Chickens: An intergral part of the home Eco cycle


Chickens are great. Since we got chickens this year, our compost pile has almost no food wastes. Chickens loves table scarps, vegetable waste from the garden and even the dandelions growing in my lawn. My daily routine now includes making nutritious and delicious chicken food every morning. I chop up some greens like radish tops, dandelions, bolted spinach and mix it up with the leftover food from the day before and mix in some chicken feeds. The chickens LOVE it. They come running every morning when they hear me coming. I change the straws in the chicken coop every week, and put them in my compost pile. I am expecting some super rich compost with all the nice chicken manures that will enrich my garden. So having chickens makes my mini home Eco system more complete.

Spinach and Radishe Salad


If you time it correctly, you should have spinach and radishes come out of your garden now. Both radish and spinach are cold tolerant vegetables, meaning they can be planted before the "end of the last spring frost" whenever that happen to be. I made a perfect salad for lunch today with the spinach and radishes I harvested from my garden. Dressing is 1/4 C. ranch, 1 T. pesto and 1 T. butter milk. Yummm, it was a very edible salad!

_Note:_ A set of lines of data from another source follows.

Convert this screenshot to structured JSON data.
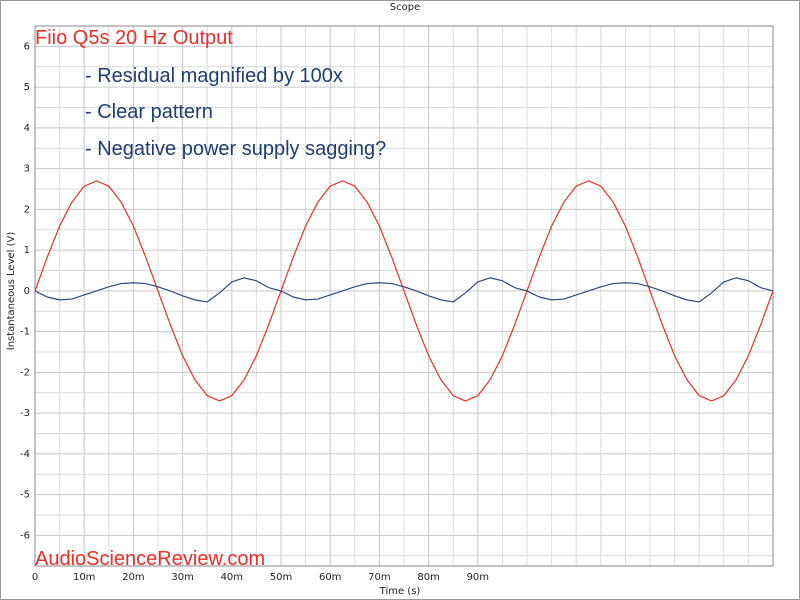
{
  "chart_data": {
    "type": "line",
    "title": "Scope",
    "xlabel": "Time (s)",
    "ylabel": "Instantaneous Level (V)",
    "annotations": [
      {
        "text": "Fiio Q5s 20 Hz Output",
        "color": "#e8302a"
      },
      {
        "text": "- Residual magnified by 100x",
        "color": "#1f3d70"
      },
      {
        "text": "- Clear pattern",
        "color": "#1f3d70"
      },
      {
        "text": "- Negative power supply sagging?",
        "color": "#1f3d70"
      },
      {
        "text": "AudioScienceReview.com",
        "color": "#e8302a"
      }
    ],
    "x": [
      0,
      0.0025,
      0.005,
      0.0075,
      0.01,
      0.0125,
      0.015,
      0.0175,
      0.02,
      0.0225,
      0.025,
      0.0275,
      0.03,
      0.0325,
      0.035,
      0.0375,
      0.04,
      0.0425,
      0.045,
      0.0475,
      0.05,
      0.0525,
      0.055,
      0.0575,
      0.06,
      0.0625,
      0.065,
      0.0675,
      0.07,
      0.0725,
      0.075,
      0.0775,
      0.08,
      0.0825,
      0.085,
      0.0875,
      0.09,
      0.0925,
      0.095,
      0.0975,
      0.1,
      0.1025,
      0.105,
      0.1075,
      0.11,
      0.1125,
      0.115,
      0.1175,
      0.12,
      0.1225,
      0.125,
      0.1275,
      0.13,
      0.1325,
      0.135,
      0.1375,
      0.14,
      0.1425,
      0.145,
      0.1475,
      0.15
    ],
    "series": [
      {
        "name": "Output",
        "color": "#e8302a",
        "values": [
          0,
          0.83,
          1.59,
          2.18,
          2.57,
          2.7,
          2.57,
          2.18,
          1.59,
          0.83,
          0,
          -0.83,
          -1.59,
          -2.18,
          -2.57,
          -2.7,
          -2.57,
          -2.18,
          -1.59,
          -0.83,
          0,
          0.83,
          1.59,
          2.18,
          2.57,
          2.7,
          2.57,
          2.18,
          1.59,
          0.83,
          0,
          -0.83,
          -1.59,
          -2.18,
          -2.57,
          -2.7,
          -2.57,
          -2.18,
          -1.59,
          -0.83,
          0,
          0.83,
          1.59,
          2.18,
          2.57,
          2.7,
          2.57,
          2.18,
          1.59,
          0.83,
          0,
          -0.83,
          -1.59,
          -2.18,
          -2.57,
          -2.7,
          -2.57,
          -2.18,
          -1.59,
          -0.83,
          0
        ]
      },
      {
        "name": "Residual",
        "color": "#2e4a7d",
        "values": [
          0,
          -0.15,
          -0.22,
          -0.2,
          -0.1,
          0,
          0.1,
          0.18,
          0.2,
          0.18,
          0.1,
          0,
          -0.12,
          -0.22,
          -0.27,
          -0.05,
          0.22,
          0.32,
          0.25,
          0.08,
          0,
          -0.15,
          -0.22,
          -0.2,
          -0.1,
          0,
          0.1,
          0.18,
          0.2,
          0.18,
          0.1,
          0,
          -0.12,
          -0.22,
          -0.27,
          -0.05,
          0.22,
          0.32,
          0.25,
          0.08,
          0,
          -0.15,
          -0.22,
          -0.2,
          -0.1,
          0,
          0.1,
          0.18,
          0.2,
          0.18,
          0.1,
          0,
          -0.12,
          -0.22,
          -0.27,
          -0.05,
          0.22,
          0.32,
          0.25,
          0.08,
          0
        ]
      }
    ],
    "xlim": [
      0,
      0.15
    ],
    "ylim": [
      -6.75,
      6.5
    ],
    "xticks": [
      0,
      {
        "value": 0.01,
        "label": "10m"
      },
      {
        "value": 0.02,
        "label": "20m"
      },
      {
        "value": 0.03,
        "label": "30m"
      },
      {
        "value": 0.04,
        "label": "40m"
      },
      {
        "value": 0.05,
        "label": "50m"
      },
      {
        "value": 0.06,
        "label": "60m"
      },
      {
        "value": 0.07,
        "label": "70m"
      },
      {
        "value": 0.08,
        "label": "80m"
      },
      {
        "value": 0.09,
        "label": "90m"
      }
    ],
    "yticks": [
      -6,
      -5,
      -4,
      -3,
      -2,
      -1,
      0,
      1,
      2,
      3,
      4,
      5,
      6
    ],
    "grid": true
  }
}
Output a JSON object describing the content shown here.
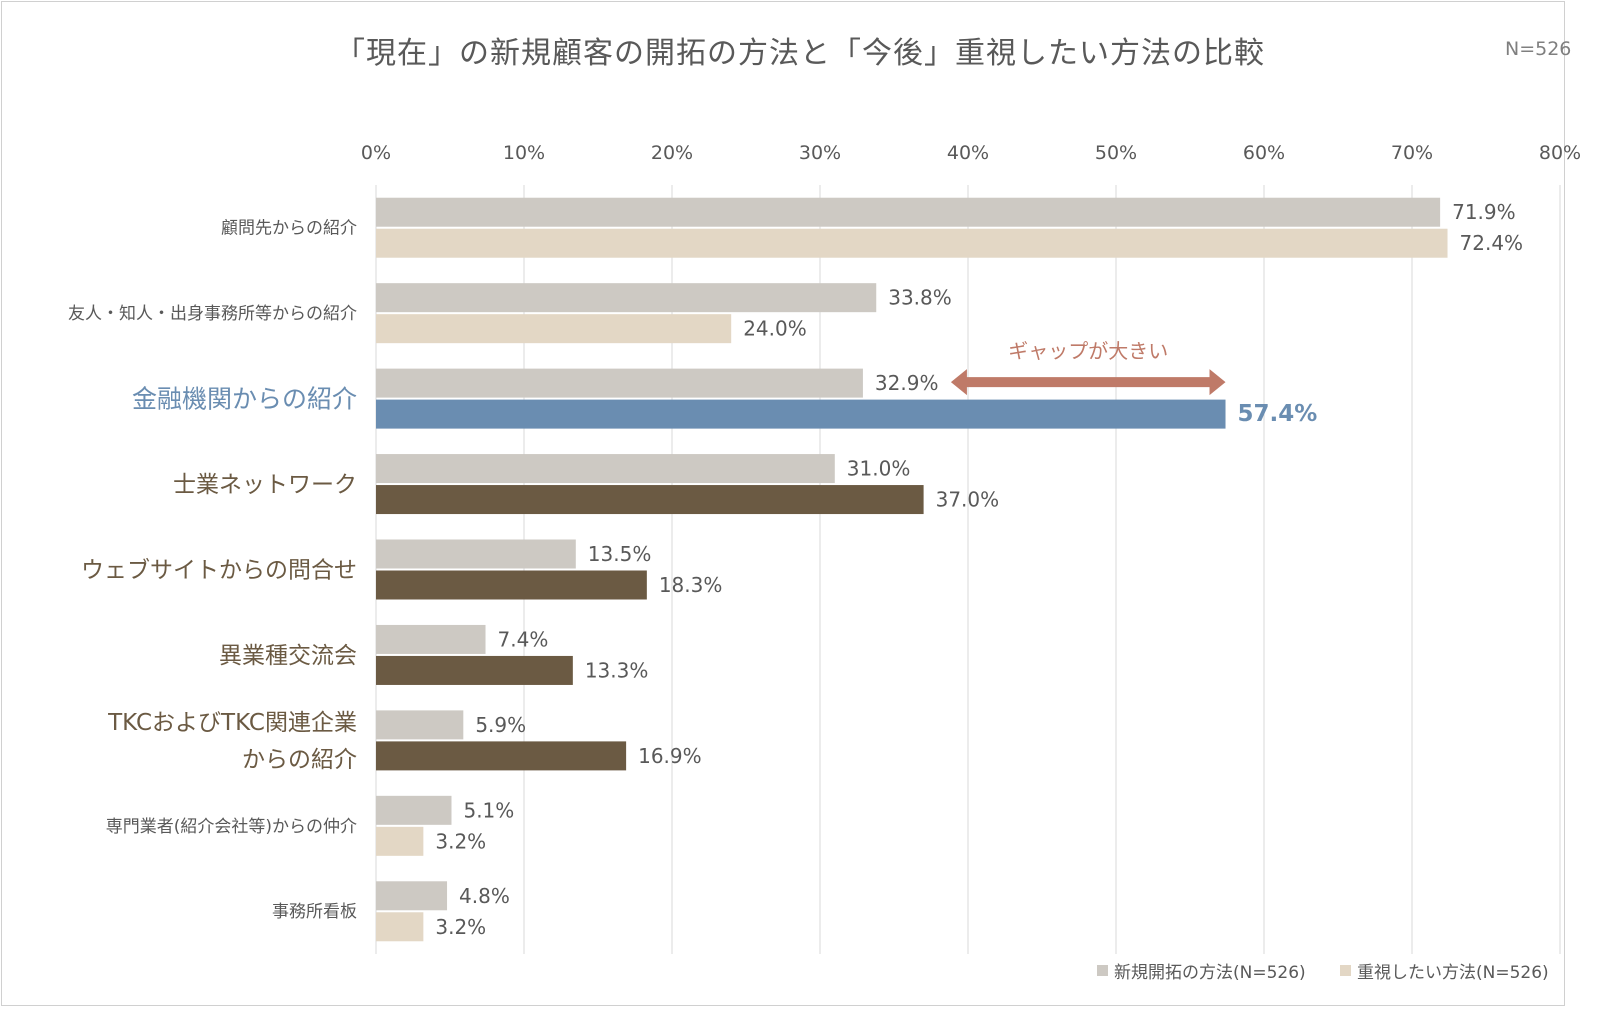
{
  "title": "「現在」の新規顧客の開拓の方法と「今後」重視したい方法の比較",
  "n_label": "N=526",
  "chart_data": {
    "type": "bar",
    "orientation": "horizontal",
    "title": "「現在」の新規顧客の開拓の方法と「今後」重視したい方法の比較",
    "xlim": [
      0,
      80
    ],
    "x_ticks": [
      "0%",
      "10%",
      "20%",
      "30%",
      "40%",
      "50%",
      "60%",
      "70%",
      "80%"
    ],
    "x_tick_values": [
      0,
      10,
      20,
      30,
      40,
      50,
      60,
      70,
      80
    ],
    "grid": true,
    "legend_position": "bottom-right",
    "categories": [
      "顧問先からの紹介",
      "友人・知人・出身事務所等からの紹介",
      "金融機関からの紹介",
      "士業ネットワーク",
      "ウェブサイトからの問合せ",
      "異業種交流会",
      "TKCおよびTKC関連企業からの紹介",
      "専門業者(紹介会社等)からの仲介",
      "事務所看板"
    ],
    "category_lines": [
      [
        "顧問先からの紹介"
      ],
      [
        "友人・知人・出身事務所等からの紹介"
      ],
      [
        "金融機関からの紹介"
      ],
      [
        "士業ネットワーク"
      ],
      [
        "ウェブサイトからの問合せ"
      ],
      [
        "異業種交流会"
      ],
      [
        "TKCおよびTKC関連企業",
        "からの紹介"
      ],
      [
        "専門業者(紹介会社等)からの仲介"
      ],
      [
        "事務所看板"
      ]
    ],
    "category_emphasis": [
      "normal",
      "normal",
      "blue",
      "brown",
      "brown",
      "brown",
      "brown",
      "normal",
      "normal"
    ],
    "series": [
      {
        "name": "新規開拓の方法(N=526)",
        "values": [
          71.9,
          33.8,
          32.9,
          31.0,
          13.5,
          7.4,
          5.9,
          5.1,
          4.8
        ],
        "labels": [
          "71.9%",
          "33.8%",
          "32.9%",
          "31.0%",
          "13.5%",
          "7.4%",
          "5.9%",
          "5.1%",
          "4.8%"
        ],
        "color": "#cdc9c3",
        "point_colors": [
          "#cdc9c3",
          "#cdc9c3",
          "#cdc9c3",
          "#cdc9c3",
          "#cdc9c3",
          "#cdc9c3",
          "#cdc9c3",
          "#cdc9c3",
          "#cdc9c3"
        ]
      },
      {
        "name": "重視したい方法(N=526)",
        "values": [
          72.4,
          24.0,
          57.4,
          37.0,
          18.3,
          13.3,
          16.9,
          3.2,
          3.2
        ],
        "labels": [
          "72.4%",
          "24.0%",
          "57.4%",
          "37.0%",
          "18.3%",
          "13.3%",
          "16.9%",
          "3.2%",
          "3.2%"
        ],
        "color": "#e3d7c5",
        "point_colors": [
          "#e3d7c5",
          "#e3d7c5",
          "#6a8db1",
          "#6b5a43",
          "#6b5a43",
          "#6b5a43",
          "#6b5a43",
          "#e3d7c5",
          "#e3d7c5"
        ]
      }
    ],
    "annotation": {
      "text": "ギャップが大きい",
      "from_value": 32.9,
      "to_value": 57.4,
      "category": "金融機関からの紹介",
      "color": "#bf7a68"
    }
  },
  "colors": {
    "grid": "#d9d9d9",
    "text": "#595959",
    "blue_emphasis": "#6a8db1",
    "brown_emphasis": "#6b5a43"
  }
}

Spinach and Onion, happily grown together


Spinach is one of the first things you can eat out of your garden. They can be sown as soon as the ground is workable. Mild frost would not hurt them. I usually sow my spinach the same time I plant my onion sets. This year, to experiment with inter-cropping, I sowed my spinach in between my rows of onions. The result is great. Spinach grow fast, they cover the ground when onions are still small-saves space and suppresses weeds. It is a win-win!

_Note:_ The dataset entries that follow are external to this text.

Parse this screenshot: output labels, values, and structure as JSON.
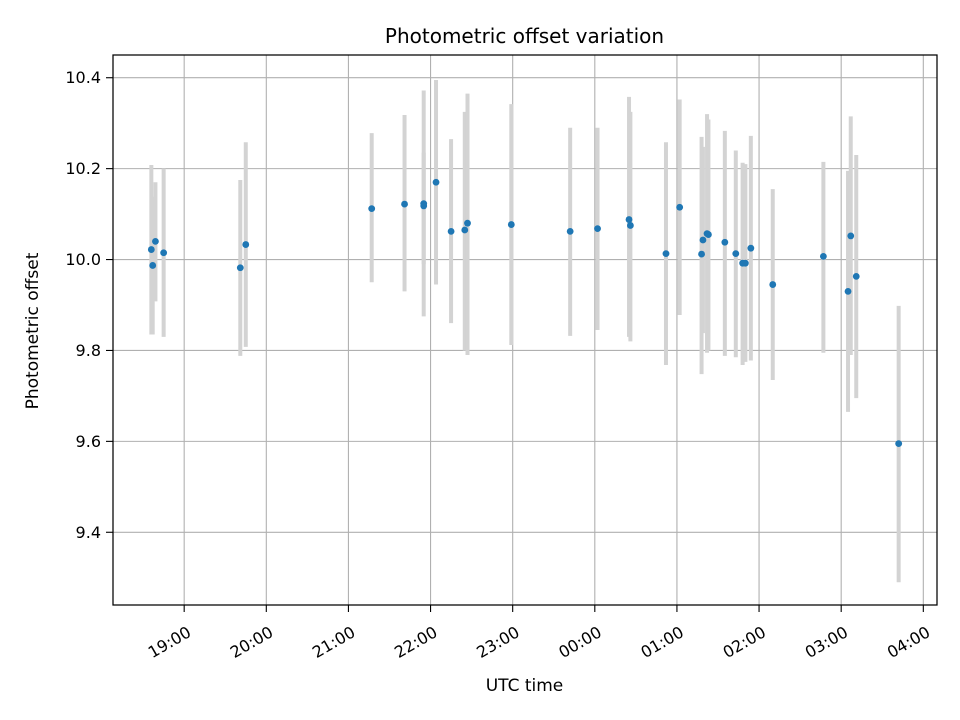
{
  "chart_data": {
    "type": "scatter",
    "title": "Photometric offset variation",
    "xlabel": "UTC time",
    "ylabel": "Photometric offset",
    "x_unit": "UTC time (hours, post-midnight values shown past 24)",
    "xlim": [
      "18:08",
      "04:10"
    ],
    "ylim": [
      9.24,
      10.45
    ],
    "x_ticks": [
      "19:00",
      "20:00",
      "21:00",
      "22:00",
      "23:00",
      "00:00",
      "01:00",
      "02:00",
      "03:00",
      "04:00"
    ],
    "y_ticks": [
      "9.4",
      "9.6",
      "9.8",
      "10.0",
      "10.2",
      "10.4"
    ],
    "grid": true,
    "marker_color": "#1f77b4",
    "errorbar_color": "#d3d3d3",
    "points": [
      {
        "x": "18:36",
        "y": 10.022,
        "lo": 9.835,
        "hi": 10.208
      },
      {
        "x": "18:37",
        "y": 9.987,
        "lo": 9.835,
        "hi": 10.138
      },
      {
        "x": "18:39",
        "y": 10.04,
        "lo": 9.908,
        "hi": 10.17
      },
      {
        "x": "18:45",
        "y": 10.015,
        "lo": 9.83,
        "hi": 10.2
      },
      {
        "x": "19:41",
        "y": 9.982,
        "lo": 9.788,
        "hi": 10.175
      },
      {
        "x": "19:45",
        "y": 10.033,
        "lo": 9.808,
        "hi": 10.258
      },
      {
        "x": "21:17",
        "y": 10.112,
        "lo": 9.95,
        "hi": 10.278
      },
      {
        "x": "21:41",
        "y": 10.122,
        "lo": 9.93,
        "hi": 10.318
      },
      {
        "x": "21:55",
        "y": 10.118,
        "lo": 9.875,
        "hi": 10.372
      },
      {
        "x": "21:55",
        "y": 10.123,
        "lo": 9.99,
        "hi": 10.235
      },
      {
        "x": "22:04",
        "y": 10.17,
        "lo": 9.945,
        "hi": 10.395
      },
      {
        "x": "22:15",
        "y": 10.062,
        "lo": 9.86,
        "hi": 10.265
      },
      {
        "x": "22:25",
        "y": 10.065,
        "lo": 9.8,
        "hi": 10.325
      },
      {
        "x": "22:27",
        "y": 10.08,
        "lo": 9.79,
        "hi": 10.365
      },
      {
        "x": "22:59",
        "y": 10.077,
        "lo": 9.812,
        "hi": 10.342
      },
      {
        "x": "23:42",
        "y": 10.062,
        "lo": 9.832,
        "hi": 10.29
      },
      {
        "x": "00:02",
        "y": 10.068,
        "lo": 9.845,
        "hi": 10.29
      },
      {
        "x": "00:25",
        "y": 10.088,
        "lo": 9.83,
        "hi": 10.358
      },
      {
        "x": "00:26",
        "y": 10.075,
        "lo": 9.82,
        "hi": 10.325
      },
      {
        "x": "00:52",
        "y": 10.013,
        "lo": 9.768,
        "hi": 10.258
      },
      {
        "x": "01:02",
        "y": 10.115,
        "lo": 9.878,
        "hi": 10.352
      },
      {
        "x": "01:18",
        "y": 10.012,
        "lo": 9.748,
        "hi": 10.27
      },
      {
        "x": "01:19",
        "y": 10.043,
        "lo": 9.838,
        "hi": 10.248
      },
      {
        "x": "01:22",
        "y": 10.057,
        "lo": 9.795,
        "hi": 10.32
      },
      {
        "x": "01:23",
        "y": 10.055,
        "lo": 9.8,
        "hi": 10.308
      },
      {
        "x": "01:35",
        "y": 10.038,
        "lo": 9.788,
        "hi": 10.283
      },
      {
        "x": "01:43",
        "y": 10.013,
        "lo": 9.785,
        "hi": 10.24
      },
      {
        "x": "01:48",
        "y": 9.992,
        "lo": 9.768,
        "hi": 10.213
      },
      {
        "x": "01:50",
        "y": 9.992,
        "lo": 9.775,
        "hi": 10.21
      },
      {
        "x": "01:54",
        "y": 10.025,
        "lo": 9.778,
        "hi": 10.272
      },
      {
        "x": "02:10",
        "y": 9.945,
        "lo": 9.735,
        "hi": 10.155
      },
      {
        "x": "02:47",
        "y": 10.007,
        "lo": 9.795,
        "hi": 10.215
      },
      {
        "x": "03:05",
        "y": 9.93,
        "lo": 9.665,
        "hi": 10.195
      },
      {
        "x": "03:07",
        "y": 10.052,
        "lo": 9.79,
        "hi": 10.315
      },
      {
        "x": "03:11",
        "y": 9.963,
        "lo": 9.695,
        "hi": 10.23
      },
      {
        "x": "03:42",
        "y": 9.595,
        "lo": 9.29,
        "hi": 9.898
      }
    ]
  }
}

When the spinach is 3-4" tall, I just cut the leaves with a pair of scissors and let the plant grow more leaves.

Tomatos planted

From end of March to the beginning of May, soil temperature remained at 50F. Under the minihooper, it is 6By now the soil 60F. Now the soil temperature is a steady 60 F, and inside the minihooper it is 70F. I have transplanted my tomato plants, beans are about 3" tall, both are under the minihooper. This year I got quite a few heirloom varieties of tomatoes, looking forward for a taste test in the summer. The Sungold already has a cluster of blooms on.

At 60F, the soil temperature is still too cold for cucumbers. Since there is a lot of space inside the minihooper, I placed some cucumber trays inside the minihooper. This way they will be germinating inside the minihooper and can be hardened off easily. I also started a bed of lettuce that has green and red lettuce and mizuna. The arugula I planted in early march are spent, and needs to be replaced.